Alloy metals provide superior strength and dramatic weight reductions over ferrous metals such as steel. Lighter weight wheels increase gas mileage and handling while providing a more pleasing appearance to the vehicle.
For passenger vehicles, alloy wheels are not only for improved driving performance, they are also for cosmetic purposes. Made from molten aluminum and other alloys, today's designs are more intricate and attractive then other types of wheels. By contrast, steel wheels are simple in design and are often painted and then covered by a plastic wheel cover to hide their simplistic designs.

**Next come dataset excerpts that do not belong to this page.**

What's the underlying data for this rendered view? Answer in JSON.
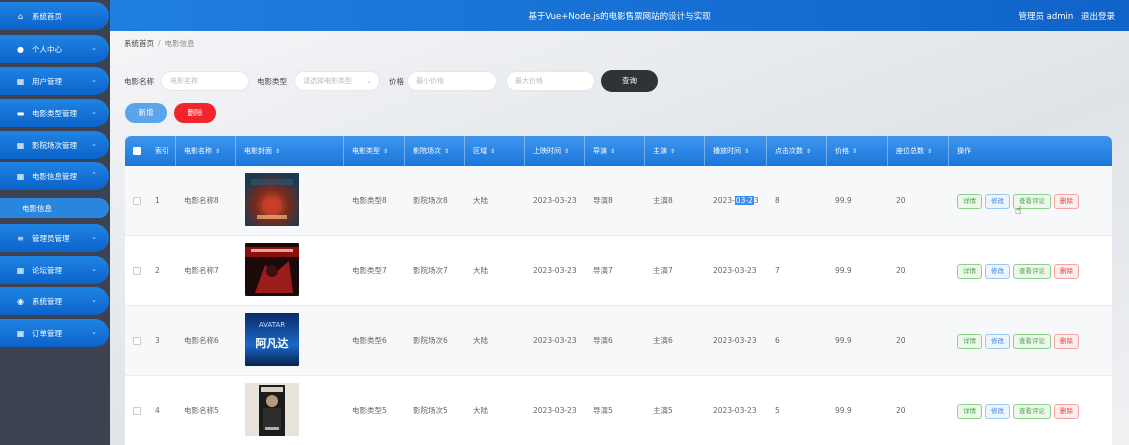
{
  "sidebar": {
    "items": [
      {
        "label": "系统首页",
        "icon": "home-icon"
      },
      {
        "label": "个人中心",
        "icon": "person-icon"
      },
      {
        "label": "用户管理",
        "icon": "grid-icon"
      },
      {
        "label": "电影类型管理",
        "icon": "film-icon"
      },
      {
        "label": "影院场次管理",
        "icon": "grid-icon"
      },
      {
        "label": "电影信息管理",
        "icon": "grid-icon",
        "expanded": true
      },
      {
        "label": "管理员管理",
        "icon": "list-icon"
      },
      {
        "label": "论坛管理",
        "icon": "grid-icon"
      },
      {
        "label": "系统管理",
        "icon": "location-icon"
      },
      {
        "label": "订单管理",
        "icon": "grid-icon"
      }
    ],
    "active_sub": "电影信息"
  },
  "header": {
    "title": "基于Vue+Node.js的电影售票网站的设计与实现",
    "role": "管理员 admin",
    "logout": "退出登录"
  },
  "breadcrumb": {
    "home": "系统首页",
    "current": "电影信息"
  },
  "search": {
    "name_label": "电影名称",
    "name_placeholder": "电影名称",
    "type_label": "电影类型",
    "type_placeholder": "请选择电影类型",
    "price_label": "价格",
    "min_price_placeholder": "最小价格",
    "max_price_placeholder": "最大价格",
    "query_label": "查询"
  },
  "actions": {
    "add": "新增",
    "delete": "删除"
  },
  "table": {
    "columns": [
      "索引",
      "电影名称",
      "电影封面",
      "电影类型",
      "影院场次",
      "区域",
      "上映时间",
      "导演",
      "主演",
      "播放时间",
      "点击次数",
      "价格",
      "座位总数",
      "操作"
    ],
    "rows": [
      {
        "index": "1",
        "name": "电影名称8",
        "poster": "poster-8",
        "type": "电影类型8",
        "session": "影院场次8",
        "region": "大陆",
        "release": "2023-03-23",
        "director": "导演8",
        "actor": "主演8",
        "play_prefix": "2023-",
        "play_highlight": "03-2",
        "play_suffix": "3",
        "clicks": "8",
        "price": "99.9",
        "seats": "20"
      },
      {
        "index": "2",
        "name": "电影名称7",
        "poster": "poster-7",
        "type": "电影类型7",
        "session": "影院场次7",
        "region": "大陆",
        "release": "2023-03-23",
        "director": "导演7",
        "actor": "主演7",
        "play": "2023-03-23",
        "clicks": "7",
        "price": "99.9",
        "seats": "20"
      },
      {
        "index": "3",
        "name": "电影名称6",
        "poster": "poster-avatar",
        "type": "电影类型6",
        "session": "影院场次6",
        "region": "大陆",
        "release": "2023-03-23",
        "director": "导演6",
        "actor": "主演6",
        "play": "2023-03-23",
        "clicks": "6",
        "price": "99.9",
        "seats": "20"
      },
      {
        "index": "4",
        "name": "电影名称5",
        "poster": "poster-5",
        "type": "电影类型5",
        "session": "影院场次5",
        "region": "大陆",
        "release": "2023-03-23",
        "director": "导演5",
        "actor": "主演5",
        "play": "2023-03-23",
        "clicks": "5",
        "price": "99.9",
        "seats": "20"
      }
    ],
    "row_actions": {
      "detail": "详情",
      "edit": "修改",
      "review": "查看评论",
      "remove": "删除"
    },
    "poster_texts": {
      "avatar_en": "AVATAR",
      "avatar_cn": "阿凡达"
    }
  },
  "colors": {
    "primary": "#1a76d9",
    "danger": "#f0242a",
    "sidebar_bg": "#3d4250"
  }
}
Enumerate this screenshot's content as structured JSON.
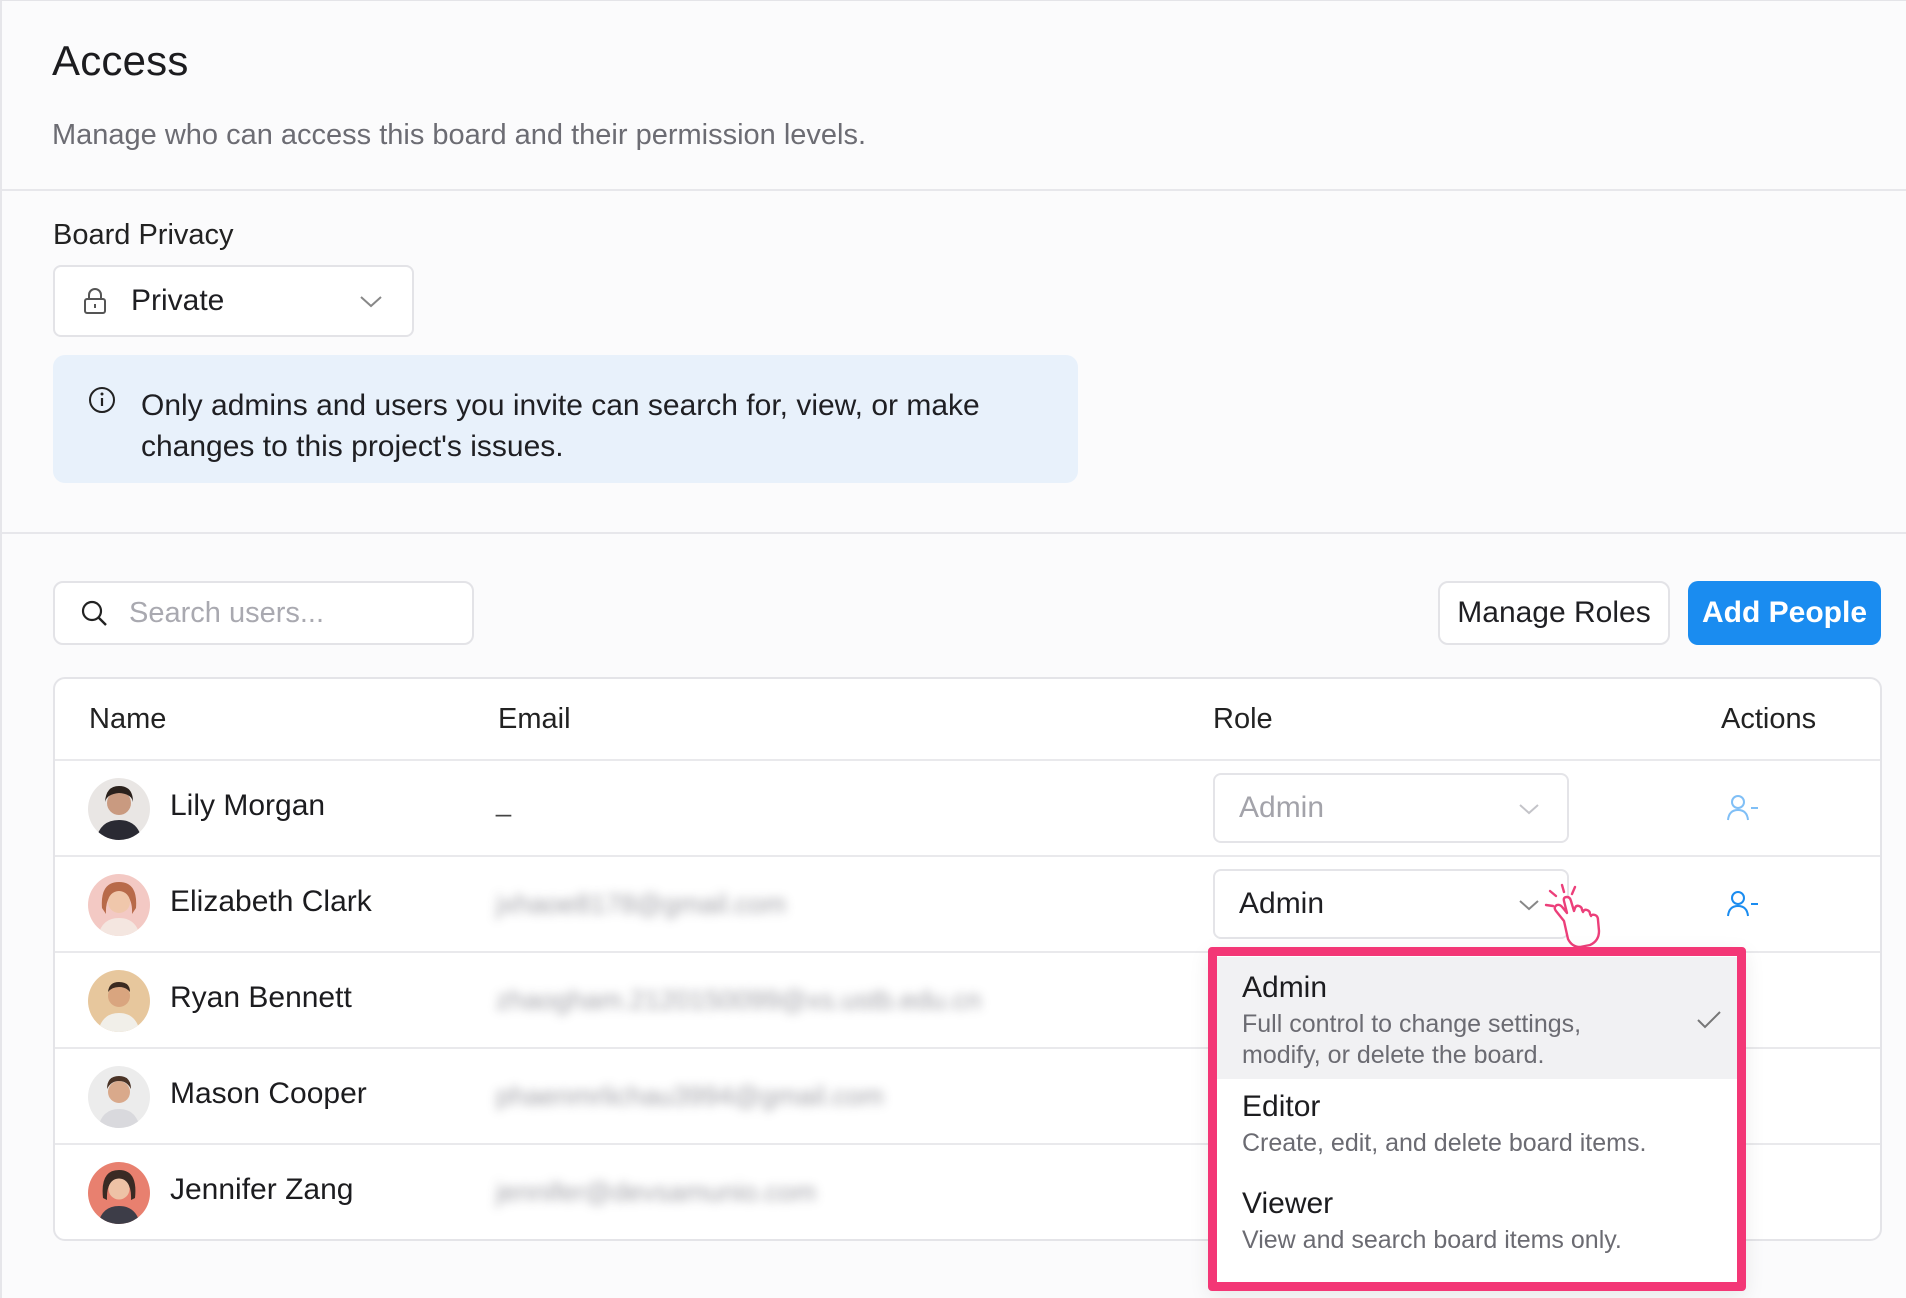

There are several different methods in which to manufacture alloy wheels. Gravity cast wheels are made by pouring molten alloys into a wheel mold. A newer method of casting is called low pressure casting. This method uses pressure to fill the mold with molten alloys. The result is a wheel that is often lighter in weight then a gravity cast wheel. Other methods include 2 piece and 3 piece construction, where the wheel is assembled in sections. While the finished product is lighter in weight then other wheels, 2 and 3 piece wheels are substantially more expense to manufacture then gravity or low pressure cast wheels. Forged wheels are the lightest and strongest method for manufacturing alloy wheels. Forging is the process of forcing solid billet aluminum between forging dies under extreme pressure. The extra costs for tooling and equipment makes this type of wheel one of the most expensive in the market place.